If you ever want to remove it, then navigate to "_node_installation" in the installed directory and run "./uninstall" - including "-i silent" as a parameter if you want it done non-interactively.
Install and run an MQTT broker
An MQTT broker is used between Node and the Health Center. Data is fed into the broker and the Health Center connects to it and reads the data. The same broker can be reused for multiple instances of Node.js.
The two simplest options for getting an MQTT broker are:
- "npm install mosca" - this installs the mosca MQTT broker which is written in node.js. You can then start it with node_modules/mosca/bin/mosca
- Install and run the Apache mosquitto broker which is written in C. Packages are available for several distributions, or you can download the source and compile it yourself.
Either of these options will start the broker listening on port 1883, which conveniently is where the IBM SDK for Node.js defaults to.
Start your Node.js application with the agent
The Health Center Agent is the piece of code included with the IBM SDK for Node.js which sends the statistics data to the MQTT broker. It can be configured via ./lib/node_modules/healthcenter/healthcenter.properties which is a plain text file you can edit. By default it will try to connect to a broker on localhost:1883. If you're broker is running elsewhere or requires authentication, edit the file to include the appropriate details.

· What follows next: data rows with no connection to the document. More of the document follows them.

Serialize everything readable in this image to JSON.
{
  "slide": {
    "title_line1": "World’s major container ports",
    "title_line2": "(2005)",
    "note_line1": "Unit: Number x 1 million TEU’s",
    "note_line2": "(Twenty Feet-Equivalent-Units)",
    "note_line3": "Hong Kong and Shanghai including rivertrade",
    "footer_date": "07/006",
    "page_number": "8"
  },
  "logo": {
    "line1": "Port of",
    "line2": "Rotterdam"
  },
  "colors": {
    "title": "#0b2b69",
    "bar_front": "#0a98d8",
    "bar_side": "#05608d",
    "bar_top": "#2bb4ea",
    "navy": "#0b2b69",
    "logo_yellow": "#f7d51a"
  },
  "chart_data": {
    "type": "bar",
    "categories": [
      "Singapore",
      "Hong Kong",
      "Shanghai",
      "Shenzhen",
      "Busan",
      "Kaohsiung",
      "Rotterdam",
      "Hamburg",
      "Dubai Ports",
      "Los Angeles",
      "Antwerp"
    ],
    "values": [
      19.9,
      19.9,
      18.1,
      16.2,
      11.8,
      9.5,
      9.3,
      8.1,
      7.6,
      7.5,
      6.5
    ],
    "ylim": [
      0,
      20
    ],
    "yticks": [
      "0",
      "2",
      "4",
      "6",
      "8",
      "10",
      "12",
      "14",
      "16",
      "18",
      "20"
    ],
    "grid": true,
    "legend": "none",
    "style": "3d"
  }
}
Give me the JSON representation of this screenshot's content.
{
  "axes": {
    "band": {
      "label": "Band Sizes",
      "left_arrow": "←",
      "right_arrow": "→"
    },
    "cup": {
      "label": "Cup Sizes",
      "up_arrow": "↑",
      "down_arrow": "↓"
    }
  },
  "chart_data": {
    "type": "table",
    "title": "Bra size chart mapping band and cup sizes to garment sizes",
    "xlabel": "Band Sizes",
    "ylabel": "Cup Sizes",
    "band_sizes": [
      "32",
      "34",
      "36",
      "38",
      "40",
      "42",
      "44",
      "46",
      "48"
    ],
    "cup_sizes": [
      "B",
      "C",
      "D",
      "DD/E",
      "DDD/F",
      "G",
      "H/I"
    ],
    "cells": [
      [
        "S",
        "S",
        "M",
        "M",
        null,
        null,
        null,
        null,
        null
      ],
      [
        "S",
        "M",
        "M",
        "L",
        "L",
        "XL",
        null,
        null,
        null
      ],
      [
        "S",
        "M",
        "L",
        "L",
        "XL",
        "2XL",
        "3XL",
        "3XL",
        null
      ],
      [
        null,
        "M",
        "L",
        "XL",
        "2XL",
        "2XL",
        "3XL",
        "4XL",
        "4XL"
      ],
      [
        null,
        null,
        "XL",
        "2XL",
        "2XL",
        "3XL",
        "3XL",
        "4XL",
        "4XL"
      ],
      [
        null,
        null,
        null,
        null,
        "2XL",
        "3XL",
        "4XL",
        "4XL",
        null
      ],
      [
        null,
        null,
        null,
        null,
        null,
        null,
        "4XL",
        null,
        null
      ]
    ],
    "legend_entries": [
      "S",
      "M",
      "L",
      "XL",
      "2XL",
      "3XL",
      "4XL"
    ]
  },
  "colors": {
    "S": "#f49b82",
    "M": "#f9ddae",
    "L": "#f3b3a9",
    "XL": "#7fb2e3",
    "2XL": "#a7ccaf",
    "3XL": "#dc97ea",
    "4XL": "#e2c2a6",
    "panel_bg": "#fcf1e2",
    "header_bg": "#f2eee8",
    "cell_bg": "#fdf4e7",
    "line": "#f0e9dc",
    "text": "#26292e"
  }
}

Once you have it configured, start up your application with "node-hc" instead of "node" which will trigger the agent to load. There is a very small overhead of using the agent, which is why it is not started by default.
Install the Health Center UI
The Health Center is part of the IBM Monitoing and Diagnostic suite of tools which were originally written for java, but now support Node.js as well from version 3. It runs on top of the Eclipse UI, so head over to http://www.eclipse.org/downloads/ and grab a version for your platform if you don't already have it (It doesn't matter too much which variant, but the "Eclipse IDE for Java developers" is the one I usually pick.
Once you've got it, extract and launch it (eclipse/eclipse), give it a workspace directory to play in, then go to "Help" -> "Eclipse Marketplace" variant, search for "Health Center" and you should see the IBM one show up as per the screen shot below. Click "Install" to go through the plugin install, then restart when prompted
You can now go to "Window" -> "Open Perspective" -> "Other" -> "Health Center Status Summary" to switch to the Health Center perspective which will then show on the left of the screen. Go to "File" -> "New Connection" and input the host and port details of your broker - be sure to click the "MQTT" tab instead of "JMX". It will detect all agents connected to the broker and you can select the one you want. Then you can select the view you want. Here is an example of the CPU view:
Granted, this particular view isn't particularly exciting (The node process indicated by the red line at the bottom wasn't particularly active when I took this trace) but that shows the sorts of data you can view. The green line was overall activity on the system. You can use the tabs at the top to switch to showing memory usage, garbage collection data, or profiling, which I'll aim to talk about in a future article.